Hérodiade was first performed in the Royal Theatre of Brussels on 19 December 1881. Anyone expecting animal eroticism, blood and sweat, as with Richard Strauss, will be disappointed. Massenet’s Salome is a truly innocent and devout girl. When her mother left her to marry Hérode, she was given shelter by Jean (John the Baptist), with whom she fell in love. A love that proved to be mutual.
No opera is complete without complications: Hérode has a crush on Salome, Hérodiade becomes jealous of her and Jean is beheaded. Salome sees Hérodiade as the instigator of all evil and wants to kill her. Hérodiade whispers “I am your mother” and Salome commits suicide.
The music already exudes a hint of the perfume of Massenet’s later works, but with all those choruses, exotic Oriental scenes and elaborate ballet scenes, it is nothing less than a real Grand Opera in the best Meyerbeer tradition.
One of the earliest recorded fragments of the opera is, I think, the famous aria of Hérode ‘Vision Fusitive’ by the French baritone Maurice Renaud, made in 1908:
And from the recording Georges Thill made in 1927, we know what an ideal Jean should sound like:
REGINE CRESPIN 1963
If you are in possession of this performance, you need look no further. It doesn’t get any better than this. There is only one problem: this recording does not exist.
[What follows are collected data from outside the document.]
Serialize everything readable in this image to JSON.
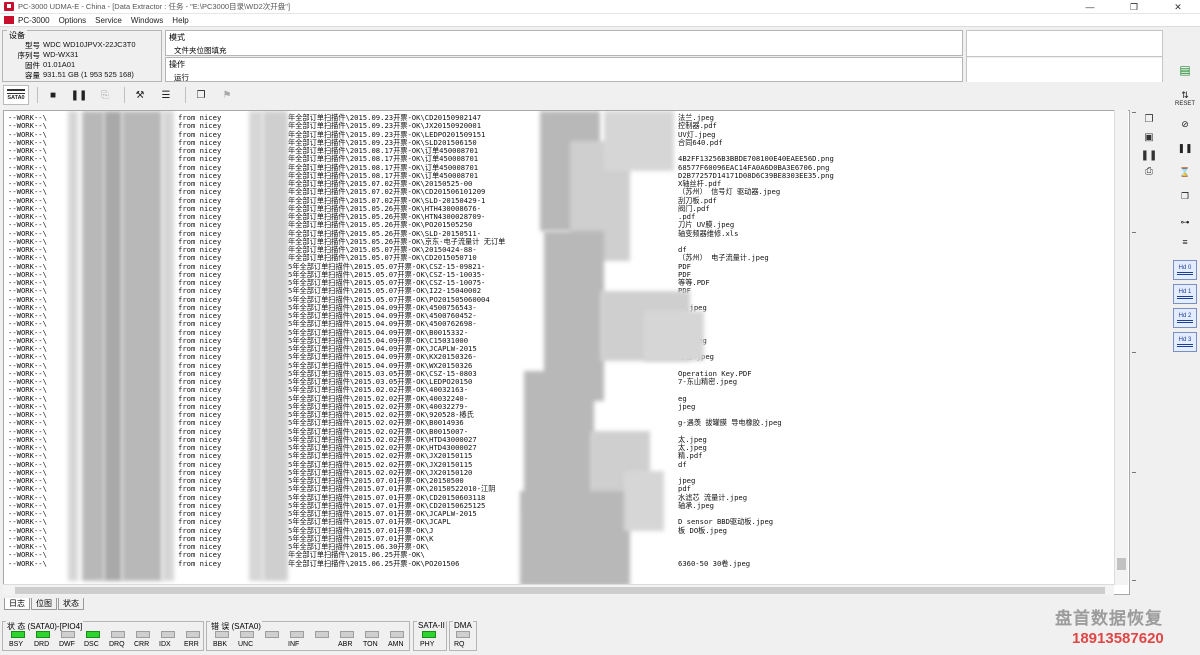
{
  "window": {
    "title": "PC-3000 UDMA-E - China - [Data Extractor : 任务 - \"E:\\PC3000目录\\WD2次开盘\"]",
    "controls": [
      "—",
      "❐",
      "✕"
    ]
  },
  "menu": [
    "PC-3000",
    "Options",
    "Service",
    "Windows",
    "Help"
  ],
  "device": {
    "title": "设备",
    "fields": [
      {
        "key": "型号",
        "value": "WDC WD10JPVX-22JC3T0"
      },
      {
        "key": "序列号",
        "value": "WD-WX31"
      },
      {
        "key": "固件",
        "value": "01.01A01"
      },
      {
        "key": "容量",
        "value": "931.51 GB (1 953 525 168)"
      }
    ]
  },
  "mode": {
    "label": "模式",
    "value": "文件夹位图填充"
  },
  "operation": {
    "label": "操作",
    "value": "运行"
  },
  "toolbar": {
    "sata_label": "SATA0"
  },
  "log": {
    "lines": [
      {
        "a": "--WORK--\\",
        "b": "from nicey",
        "c": "年全部订单扫描件\\2015.09.23开票-OK\\CD20150902147",
        "d": "",
        "e": "法兰.jpeg"
      },
      {
        "a": "--WORK--\\",
        "b": "from nicey",
        "c": "年全部订单扫描件\\2015.09.23开票-OK\\JX20150920001",
        "d": "",
        "e": "控制器.pdf"
      },
      {
        "a": "--WORK--\\",
        "b": "from nicey",
        "c": "年全部订单扫描件\\2015.09.23开票-OK\\LEDPO201509151",
        "d": "",
        "e": "UV灯.jpeg"
      },
      {
        "a": "--WORK--\\",
        "b": "from nicey",
        "c": "年全部订单扫描件\\2015.09.23开票-OK\\SLD201506150",
        "d": "",
        "e": "合同640.pdf"
      },
      {
        "a": "--WORK--\\",
        "b": "from nicey",
        "c": "年全部订单扫描件\\2015.08.17开票-OK\\订单450008701",
        "d": "",
        "e": ""
      },
      {
        "a": "--WORK--\\",
        "b": "from nicey",
        "c": "年全部订单扫描件\\2015.08.17开票-OK\\订单450008701",
        "d": "",
        "e": "4B2FF13256B3BBDE708100E40EAEE56D.png"
      },
      {
        "a": "--WORK--\\",
        "b": "from nicey",
        "c": "年全部订单扫描件\\2015.08.17开票-OK\\订单450008701",
        "d": "",
        "e": "68577F60096EAC14FA0A6D0BA3E6706.png"
      },
      {
        "a": "--WORK--\\",
        "b": "from nicey",
        "c": "年全部订单扫描件\\2015.08.17开票-OK\\订单450008701",
        "d": "",
        "e": "D2B77257D14171D08D6C39BE8303EE35.png"
      },
      {
        "a": "--WORK--\\",
        "b": "from nicey",
        "c": "年全部订单扫描件\\2015.07.02开票-OK\\20150525-00",
        "d": "",
        "e": "X轴丝杆.pdf"
      },
      {
        "a": "--WORK--\\",
        "b": "from nicey",
        "c": "年全部订单扫描件\\2015.07.02开票-OK\\CD201506101209",
        "d": "",
        "e": "（苏州） 信号灯 驱动器.jpeg"
      },
      {
        "a": "--WORK--\\",
        "b": "from nicey",
        "c": "年全部订单扫描件\\2015.07.02开票-OK\\SLD-20150429-1",
        "d": "",
        "e": "刮刀板.pdf"
      },
      {
        "a": "--WORK--\\",
        "b": "from nicey",
        "c": "年全部订单扫描件\\2015.05.26开票-OK\\HTH430008676-",
        "d": "",
        "e": "阀门.pdf"
      },
      {
        "a": "--WORK--\\",
        "b": "from nicey",
        "c": "年全部订单扫描件\\2015.05.26开票-OK\\HTN4300028709-",
        "d": "",
        "e": ".pdf"
      },
      {
        "a": "--WORK--\\",
        "b": "from nicey",
        "c": "年全部订单扫描件\\2015.05.26开票-OK\\PO201505250",
        "d": "",
        "e": "刀片 UV膜.jpeg"
      },
      {
        "a": "--WORK--\\",
        "b": "from nicey",
        "c": "年全部订单扫描件\\2015.05.26开票-OK\\SLD-20150511-",
        "d": "",
        "e": "轴变频器维修.xls"
      },
      {
        "a": "--WORK--\\",
        "b": "from nicey",
        "c": "年全部订单扫描件\\2015.05.26开票-OK\\京东-电子流量计 无订单",
        "d": "",
        "e": ""
      },
      {
        "a": "--WORK--\\",
        "b": "from nicey",
        "c": "年全部订单扫描件\\2015.05.07开票-OK\\20150424-88-",
        "d": "",
        "e": "df"
      },
      {
        "a": "--WORK--\\",
        "b": "from nicey",
        "c": "年全部订单扫描件\\2015.05.07开票-OK\\CD2015050710",
        "d": "",
        "e": "（苏州） 电子流量计.jpeg"
      },
      {
        "a": "--WORK--\\",
        "b": "from nicey",
        "c": "5年全部订单扫描件\\2015.05.07开票-OK\\CSZ-15-09821-",
        "d": "",
        "e": "PDF"
      },
      {
        "a": "--WORK--\\",
        "b": "from nicey",
        "c": "5年全部订单扫描件\\2015.05.07开票-OK\\CSZ-15-10035-",
        "d": "",
        "e": "PDF"
      },
      {
        "a": "--WORK--\\",
        "b": "from nicey",
        "c": "5年全部订单扫描件\\2015.05.07开票-OK\\CSZ-15-10075-",
        "d": "",
        "e": "等等.PDF"
      },
      {
        "a": "--WORK--\\",
        "b": "from nicey",
        "c": "5年全部订单扫描件\\2015.05.07开票-OK\\I22-15040002",
        "d": "",
        "e": "PDF"
      },
      {
        "a": "--WORK--\\",
        "b": "from nicey",
        "c": "5年全部订单扫描件\\2015.05.07开票-OK\\PO201505060004",
        "d": "",
        "e": "eg"
      },
      {
        "a": "--WORK--\\",
        "b": "from nicey",
        "c": "5年全部订单扫描件\\2015.04.09开票-OK\\4500756543-",
        "d": "",
        "e": "圈.jpeg"
      },
      {
        "a": "--WORK--\\",
        "b": "from nicey",
        "c": "5年全部订单扫描件\\2015.04.09开票-OK\\4500760452-",
        "d": "",
        "e": ""
      },
      {
        "a": "--WORK--\\",
        "b": "from nicey",
        "c": "5年全部订单扫描件\\2015.04.09开票-OK\\4500762698-",
        "d": "",
        "e": ""
      },
      {
        "a": "--WORK--\\",
        "b": "from nicey",
        "c": "5年全部订单扫描件\\2015.04.09开票-OK\\B0015332-",
        "d": "",
        "e": ""
      },
      {
        "a": "--WORK--\\",
        "b": "from nicey",
        "c": "5年全部订单扫描件\\2015.04.09开票-OK\\C15031000",
        "d": "",
        "e": "器.jpeg"
      },
      {
        "a": "--WORK--\\",
        "b": "from nicey",
        "c": "5年全部订单扫描件\\2015.04.09开票-OK\\JCAPLW-2015",
        "d": "",
        "e": ""
      },
      {
        "a": "--WORK--\\",
        "b": "from nicey",
        "c": "5年全部订单扫描件\\2015.04.09开票-OK\\KX20150326-",
        "d": "",
        "e": "灯板.jpeg"
      },
      {
        "a": "--WORK--\\",
        "b": "from nicey",
        "c": "5年全部订单扫描件\\2015.04.09开票-OK\\WX20150326",
        "d": "",
        "e": ""
      },
      {
        "a": "--WORK--\\",
        "b": "from nicey",
        "c": "5年全部订单扫描件\\2015.03.05开票-OK\\CSZ-15-0803",
        "d": "",
        "e": "Operation Key.PDF"
      },
      {
        "a": "--WORK--\\",
        "b": "from nicey",
        "c": "5年全部订单扫描件\\2015.03.05开票-OK\\LEDPO20150",
        "d": "",
        "e": "7-东山精密.jpeg"
      },
      {
        "a": "--WORK--\\",
        "b": "from nicey",
        "c": "5年全部订单扫描件\\2015.02.02开票-OK\\40032163-",
        "d": "",
        "e": ""
      },
      {
        "a": "--WORK--\\",
        "b": "from nicey",
        "c": "5年全部订单扫描件\\2015.02.02开票-OK\\40032240-",
        "d": "",
        "e": "eg"
      },
      {
        "a": "--WORK--\\",
        "b": "from nicey",
        "c": "5年全部订单扫描件\\2015.02.02开票-OK\\40032279-",
        "d": "",
        "e": "jpeg"
      },
      {
        "a": "--WORK--\\",
        "b": "from nicey",
        "c": "5年全部订单扫描件\\2015.02.02开票-OK\\920528-椿氏",
        "d": "",
        "e": ""
      },
      {
        "a": "--WORK--\\",
        "b": "from nicey",
        "c": "5年全部订单扫描件\\2015.02.02开票-OK\\B0014936",
        "d": "",
        "e": "g-遇羡 拔罐膜 导电橡胶.jpeg"
      },
      {
        "a": "--WORK--\\",
        "b": "from nicey",
        "c": "5年全部订单扫描件\\2015.02.02开票-OK\\B0015007-",
        "d": "",
        "e": ""
      },
      {
        "a": "--WORK--\\",
        "b": "from nicey",
        "c": "5年全部订单扫描件\\2015.02.02开票-OK\\HTD43000027",
        "d": "",
        "e": "太.jpeg"
      },
      {
        "a": "--WORK--\\",
        "b": "from nicey",
        "c": "5年全部订单扫描件\\2015.02.02开票-OK\\HTD43000027",
        "d": "",
        "e": "太.jpeg"
      },
      {
        "a": "--WORK--\\",
        "b": "from nicey",
        "c": "5年全部订单扫描件\\2015.02.02开票-OK\\JX20150115",
        "d": "",
        "e": "精.pdf"
      },
      {
        "a": "--WORK--\\",
        "b": "from nicey",
        "c": "5年全部订单扫描件\\2015.02.02开票-OK\\JX20150115",
        "d": "",
        "e": "df"
      },
      {
        "a": "--WORK--\\",
        "b": "from nicey",
        "c": "5年全部订单扫描件\\2015.02.02开票-OK\\JX20150120",
        "d": "",
        "e": ""
      },
      {
        "a": "--WORK--\\",
        "b": "from nicey",
        "c": "5年全部订单扫描件\\2015.07.01开票-OK\\20150500",
        "d": "",
        "e": "jpeg"
      },
      {
        "a": "--WORK--\\",
        "b": "from nicey",
        "c": "5年全部订单扫描件\\2015.07.01开票-OK\\20150522010-江阴",
        "d": "",
        "e": "pdf"
      },
      {
        "a": "--WORK--\\",
        "b": "from nicey",
        "c": "5年全部订单扫描件\\2015.07.01开票-OK\\CD20150603118",
        "d": "",
        "e": "水滤芯 流量计.jpeg"
      },
      {
        "a": "--WORK--\\",
        "b": "from nicey",
        "c": "5年全部订单扫描件\\2015.07.01开票-OK\\CD20150625125",
        "d": "",
        "e": "轴承.jpeg"
      },
      {
        "a": "--WORK--\\",
        "b": "from nicey",
        "c": "5年全部订单扫描件\\2015.07.01开票-OK\\JCAPLW-2015",
        "d": "",
        "e": ""
      },
      {
        "a": "--WORK--\\",
        "b": "from nicey",
        "c": "5年全部订单扫描件\\2015.07.01开票-OK\\JCAPL",
        "d": "",
        "e": "D sensor BBD驱动板.jpeg"
      },
      {
        "a": "--WORK--\\",
        "b": "from nicey",
        "c": "5年全部订单扫描件\\2015.07.01开票-OK\\J",
        "d": "",
        "e": "板 DO板.jpeg"
      },
      {
        "a": "--WORK--\\",
        "b": "from nicey",
        "c": "5年全部订单扫描件\\2015.07.01开票-OK\\K",
        "d": "",
        "e": ""
      },
      {
        "a": "--WORK--\\",
        "b": "from nicey",
        "c": "5年全部订单扫描件\\2015.06.30开票-OK\\",
        "d": "",
        "e": ""
      },
      {
        "a": "--WORK--\\",
        "b": "from nicey",
        "c": "年全部订单扫描件\\2015.06.25开票-OK\\",
        "d": "",
        "e": ""
      },
      {
        "a": "--WORK--\\",
        "b": "from nicey",
        "c": "年全部订单扫描件\\2015.06.25开票-OK\\PO201506",
        "d": "",
        "e": "6360-50 30卷.jpeg"
      }
    ]
  },
  "tabs": [
    "日志",
    "位图",
    "状态"
  ],
  "status": {
    "state": {
      "title": "状 态 (SATA0)-[PIO4]",
      "items": [
        {
          "label": "BSY",
          "on": true
        },
        {
          "label": "DRD",
          "on": true
        },
        {
          "label": "DWF",
          "on": false
        },
        {
          "label": "DSC",
          "on": true
        },
        {
          "label": "DRQ",
          "on": false
        },
        {
          "label": "CRR",
          "on": false
        },
        {
          "label": "IDX",
          "on": false
        },
        {
          "label": "ERR",
          "on": false
        }
      ]
    },
    "error": {
      "title": "错 误 (SATA0)",
      "items": [
        {
          "label": "BBK",
          "on": false
        },
        {
          "label": "UNC",
          "on": false
        },
        {
          "label": "",
          "on": false
        },
        {
          "label": "INF",
          "on": false
        },
        {
          "label": "",
          "on": false
        },
        {
          "label": "ABR",
          "on": false
        },
        {
          "label": "TON",
          "on": false
        },
        {
          "label": "AMN",
          "on": false
        }
      ]
    },
    "sata": {
      "title": "SATA-II",
      "items": [
        {
          "label": "PHY",
          "on": true
        }
      ]
    },
    "dma": {
      "title": "DMA",
      "items": [
        {
          "label": "RQ",
          "on": false
        }
      ]
    }
  },
  "right_panel": {
    "reset_label": "RESET",
    "hd_buttons": [
      "Hd 0",
      "Hd 1",
      "Hd 2",
      "Hd 3"
    ]
  },
  "watermark": {
    "line1": "盘首数据恢复",
    "line2": "18913587620"
  }
}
At least not of the complete opera.
In 1963, EMI recorded the highlights of Hérodiade with the best French singers of the time (and of today, for that matter) and the answer to the “why not complete ????” will probably never be given.
Georges Prêtre conducts the orchestra of the Theater National de Paris as if his life depends upon it and every role is more than excellently cast.